On r203674 and r203677 a script was added to write to disk the coredumps generated by the WebKit tests. However, this script is not really needed, because the kernel itself can take care of writing the coredumps to disk directly. Relying on the kernel core dumper to write the cores to disk has some advantages: * Simplifies the handling of coredumps. * Avoids running as root a script. * The coredump file gets written to disk as the user running the tests, rather than as root. * Avoids potential race conditions. On the WebKit Debug bot I found that sometimes when GDB was executed the coredump was still not 100% fully written to disk, and therefore GDB failed with an error saying that the core was truncated. Probably this could be fixed by setting the sysctl core_pipe_limit to a non-zero value. But to seems simpler and safer not piping to a program/script if its not really needed. Since I switched the GTK Debug bot to use the kernel coredumper rather than piping to the script process-linux-coredump I have not found this issue again.

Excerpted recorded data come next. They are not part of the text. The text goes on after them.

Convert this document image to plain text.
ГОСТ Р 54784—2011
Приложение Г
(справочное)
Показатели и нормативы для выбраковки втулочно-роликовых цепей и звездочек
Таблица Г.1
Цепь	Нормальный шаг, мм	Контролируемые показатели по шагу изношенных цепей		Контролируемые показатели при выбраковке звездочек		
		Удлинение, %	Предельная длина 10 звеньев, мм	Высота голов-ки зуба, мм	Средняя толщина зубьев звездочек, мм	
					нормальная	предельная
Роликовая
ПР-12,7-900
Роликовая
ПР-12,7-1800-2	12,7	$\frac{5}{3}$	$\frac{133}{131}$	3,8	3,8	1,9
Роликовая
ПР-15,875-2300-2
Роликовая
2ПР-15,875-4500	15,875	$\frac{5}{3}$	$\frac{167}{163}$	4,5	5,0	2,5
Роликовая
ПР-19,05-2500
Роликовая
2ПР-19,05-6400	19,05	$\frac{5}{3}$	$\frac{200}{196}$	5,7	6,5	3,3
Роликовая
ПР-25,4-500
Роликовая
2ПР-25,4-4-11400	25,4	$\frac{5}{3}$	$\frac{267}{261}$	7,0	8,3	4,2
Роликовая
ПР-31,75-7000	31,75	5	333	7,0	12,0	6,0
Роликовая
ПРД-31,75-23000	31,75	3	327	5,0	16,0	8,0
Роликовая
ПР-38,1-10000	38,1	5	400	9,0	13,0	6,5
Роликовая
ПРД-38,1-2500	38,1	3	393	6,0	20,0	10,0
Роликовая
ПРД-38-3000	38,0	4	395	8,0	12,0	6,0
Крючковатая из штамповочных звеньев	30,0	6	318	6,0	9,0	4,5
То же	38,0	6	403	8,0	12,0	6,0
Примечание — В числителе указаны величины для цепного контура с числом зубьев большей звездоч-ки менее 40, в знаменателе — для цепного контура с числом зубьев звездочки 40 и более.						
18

Created attachment 286244 [details] Patch
Comment on attachment 286244 [details] Patch View in context: https://bugs.webkit.org/attachment.cgi?id=286244&action=review > Tools/Scripts/webkitpy/port/linux_get_crash_log.py:80 > + core_pattern = os.path.join(log_directory, "core-pid_%p.dump") We should use Filesystem.join() instead of os.path.join() directly. > Tools/Scripts/webkitpy/port/linux_get_crash_log_unittest.py:47 > + core_pattern = os.path.join(core_directory, "core-pid_%p.dump") Ditto.